Movie theatre chains and movies played.

How do ‘they’ decide what movies go to which theatres?

I live in a small town. We have one new 8-plex that is a Cineplex Odeon (Loews). It has stadium seating, digital sound etc.

There are two older theatres that are both Paramounts. One is a 2-plex and one is a single. These have older style seating and bad sound.

Basically, nobody likes going to the old theatres. Everybody I’ve talked to would be much happier if they just shut down.

The reason is, many times a big movie will go to the older theatres. For example, right now T3 and Pirates of the Caribbean are both playing at the old theatres. Having to go to those establishments can really ruin an big film.

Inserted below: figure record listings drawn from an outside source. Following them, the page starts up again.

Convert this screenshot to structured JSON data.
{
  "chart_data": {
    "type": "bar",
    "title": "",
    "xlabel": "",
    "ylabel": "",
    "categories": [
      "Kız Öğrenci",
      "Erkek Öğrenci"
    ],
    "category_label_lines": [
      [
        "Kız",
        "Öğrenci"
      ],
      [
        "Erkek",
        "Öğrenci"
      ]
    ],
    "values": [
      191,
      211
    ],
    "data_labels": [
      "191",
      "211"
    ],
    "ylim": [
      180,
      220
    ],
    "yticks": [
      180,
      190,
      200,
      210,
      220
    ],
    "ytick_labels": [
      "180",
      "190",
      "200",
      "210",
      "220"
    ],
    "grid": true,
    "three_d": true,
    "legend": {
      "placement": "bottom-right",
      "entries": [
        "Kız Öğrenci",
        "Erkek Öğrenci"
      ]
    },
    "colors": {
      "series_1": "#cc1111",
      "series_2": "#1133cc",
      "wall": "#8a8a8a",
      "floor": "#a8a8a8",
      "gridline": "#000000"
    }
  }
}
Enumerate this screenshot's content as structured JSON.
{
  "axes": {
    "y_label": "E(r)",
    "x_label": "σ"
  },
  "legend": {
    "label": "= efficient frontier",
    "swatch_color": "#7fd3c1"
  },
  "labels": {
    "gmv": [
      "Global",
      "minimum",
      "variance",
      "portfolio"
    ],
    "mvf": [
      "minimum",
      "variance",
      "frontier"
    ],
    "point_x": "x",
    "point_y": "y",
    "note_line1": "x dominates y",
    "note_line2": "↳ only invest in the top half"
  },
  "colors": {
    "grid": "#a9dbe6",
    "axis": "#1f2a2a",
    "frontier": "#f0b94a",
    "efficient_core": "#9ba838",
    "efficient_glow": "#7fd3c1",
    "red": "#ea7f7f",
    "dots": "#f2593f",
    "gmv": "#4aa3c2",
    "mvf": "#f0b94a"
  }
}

I’ve noticed on occasion that after a movie has played in the new theatre for a few weeks, it will sometimes move to an old theatre and vice-versa.

I’ve also noticed that movies playing at a Paramount theatre here will be playing in a Ciniplex theatre in a neighbouring town.

So who decides which movies go where?

Generally speaking, there are firms which bankroll movies and firms which distribute the movies. In the case of the giant Hollywood studios these are usually one and same, although nowadays movies are so expensive that sometimes they will split the costs with other studios or spin off the distribution expenses as part of the deal.

The distributors work with theater chains, which bid for the right to show movies. In smaller cities they may bid for exclusive first-run rights. The bids involve how much of the theater’s ticket sales get sent back to the distributor each week. Generally again, the distributor gets 90% of the first week’s gross ticket sales and slides down to 50% as the weeks go by.

For big movies, a chain might sweeten the deal by giving up 90% of the first two weeks, say, knowing that they’ll make up the money by bigger concession sales to the big audiences who want to see the film. (This is why a box office bomb or one that has only a good first weekend is so devastating for theater chains and one reason why almost all of them went bankrupt in recent years - that and overbuilding.)

Second-run rights just complicate the above without actually changing anything important.

So it sounds to me like the theaters in your area are having a bidding war with one another to get the rights to the best movies. That’s the way life usually works.

You didn’t mention the size of these theatres, but that does enter into this. The studios would prefer that their hot new movies to go into whichever local theatre has the largest seating capacity.

Often the newer multi-plex theatres are smaller than the old single auditorium theatre palace. So it’s not uncommon for movies to start out at the old single theatre, with the largest seating capacity. Then after a couple of weeks, when the attendance is starting to drop, this movie is moved to one of the multi-plex auditoriums, with a smaller seating capacity.

In some of the multi-plexs, which have different seating capacities in their various auditoriums, the films may move around quite often – maybe even daily. For example, at the Saturday matinee, the largest auditorium shows the "kids movie’. But by Saturday evening, that same auditorum is showing the “teen-ager date movie”, and at midnight the “cult classic movie”.

Locally, we have a company that owns an old movie “palace”, with ornate decoration, 2 balconies, and seats about 2500 people. They also own a newer 6-plex just down the street, with much smaller auditoriums. Movies often move between the theatres, depending on demand for seats. And advance tickets sold for one theatre are even honored at the other if the movie has moved there.

But this is not likely in your case, since the theatres are owned by competitors.